Fourteen years ago, I convinced a man I was dating to join me for a long weekend to pull spotted knapweed in The Bob. We were volunteering with the Bob Marshall Wilderness Foundation (BMWF) and for our reward of ridding Castle Lake of noxious weeds, the BMWF would coordinate a float trip with Glacier Raft on the upper Middle Fork of the Flathead River. Plus, I told my new boyfriend, the organization would provide our food. It would be fun. The itinerary was simple: hike in, pull weeds, float out.

This September, that same man and I celebrate 12 years of marriage, and the Bob Marshall Wilderness Complex marks its diamond jubilee anniversary as part of the Wilderness Act, preserving its 1.5 million acres as federally designated wilderness. I don’t think Cole minded pulling weeds as much as he balked at paddling an inflatable kayak through the Middle Fork’s rapids, and I should have known that my alpinist paramour wasn’t as comfortable on moving water compared to the steep skis slopes where we had first met.

Yet over the years of our relationship, I’ve convinced Cole to return to the Bob for more trail work, the kind that involved Pulaskis and crosscut saws instead of hand-pulling knapweed. Although he still prefers high peaks to rivers, we’ve acquired a raft, and he indulges my river-rat nature. The outdoors is a defining element in our relationship and accessing public lands like Glacier National Park and The Bob are critical places to us and our family.

In 1964 President Lyndon B. Johnson signed into law the National Wilderness Preservation System, a national network of federally designated wilderness areas, including the Bob Marshall Complex. Also known as the Wilderness Act, the preservation and protection of America’s wild places resulted from tireless advocacy by citizens who understood that this nation needed to secure lands in their “natural condition” and preserve them for future generations. Bob Marshall himself was a key figure in the movement as well as Howard Zahniser. The act protected 54 areas from coast to coast and included iconic places like the Gila in New Mexico and California’s Ansel Adams Wilderness area. The key word in the law is “untrammeled” which means places like The Bob or Minnesota’s Boundary Waters will remain untouched by roads, motors, or mechanizations of human industry. Unlike visitor centers and rest areas at Glacier National Park, there are no amenities within the boundaries of Wilderness. No chain saws, either.

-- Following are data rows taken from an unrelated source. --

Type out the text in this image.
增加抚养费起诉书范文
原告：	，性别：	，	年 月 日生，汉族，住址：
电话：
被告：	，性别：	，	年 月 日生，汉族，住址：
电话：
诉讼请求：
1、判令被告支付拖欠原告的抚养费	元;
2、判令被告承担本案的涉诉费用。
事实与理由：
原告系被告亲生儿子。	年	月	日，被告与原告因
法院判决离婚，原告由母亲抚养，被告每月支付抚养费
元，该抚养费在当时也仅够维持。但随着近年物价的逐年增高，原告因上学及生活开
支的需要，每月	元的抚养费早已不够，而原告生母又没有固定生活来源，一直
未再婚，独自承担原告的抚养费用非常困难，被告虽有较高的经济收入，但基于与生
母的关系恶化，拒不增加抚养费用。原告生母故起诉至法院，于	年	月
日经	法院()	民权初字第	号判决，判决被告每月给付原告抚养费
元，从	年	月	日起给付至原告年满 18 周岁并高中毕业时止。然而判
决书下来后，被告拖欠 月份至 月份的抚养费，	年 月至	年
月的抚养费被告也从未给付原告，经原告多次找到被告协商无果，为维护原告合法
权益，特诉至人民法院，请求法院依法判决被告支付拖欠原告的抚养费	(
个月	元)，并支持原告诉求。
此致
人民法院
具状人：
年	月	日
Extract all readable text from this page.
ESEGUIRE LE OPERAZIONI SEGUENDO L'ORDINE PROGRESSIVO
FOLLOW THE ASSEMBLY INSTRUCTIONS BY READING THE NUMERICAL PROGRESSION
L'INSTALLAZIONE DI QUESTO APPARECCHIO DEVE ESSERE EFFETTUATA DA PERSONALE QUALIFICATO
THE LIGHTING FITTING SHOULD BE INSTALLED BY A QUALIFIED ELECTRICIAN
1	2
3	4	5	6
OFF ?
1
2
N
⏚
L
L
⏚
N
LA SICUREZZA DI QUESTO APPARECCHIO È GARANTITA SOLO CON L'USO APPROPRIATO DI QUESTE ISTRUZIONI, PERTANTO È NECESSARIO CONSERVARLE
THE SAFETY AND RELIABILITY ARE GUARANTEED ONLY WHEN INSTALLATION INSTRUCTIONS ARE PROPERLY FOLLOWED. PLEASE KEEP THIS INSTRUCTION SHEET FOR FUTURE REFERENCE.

Thanks to acts of Congress throughout the decades, 111 million acres of public lands are now secured as Wilderness designations.

I find that in places like the Bob, whether I’m in that vast landscape on a trail or recalling memories of clearing trail with a crosscut saw, Wilderness leaves an impression on my heart like no other landscape. Knowing that our nation has preserved its natural heritage for environmental, cultural, and spiritual reasons is remarkable. I think a lot about how Congress tried to define “Wilderness” and its character to make these protections into enforceable law and I keep coming back to “untrammeled.” To trammel something is to deprive or restrict it of freedom. I love that people recognized that nature itself was an object worth granting its very own freedoms. A place that didn’t need to be dominated by humans. It can express itself freely. I could also add that humans not only need untrammeled landscapes but also untrammeled relationships.

I’m grateful that I’ve located both.

Maggie Doherty is a writer and book reviewer who lives in Kalispell with her family.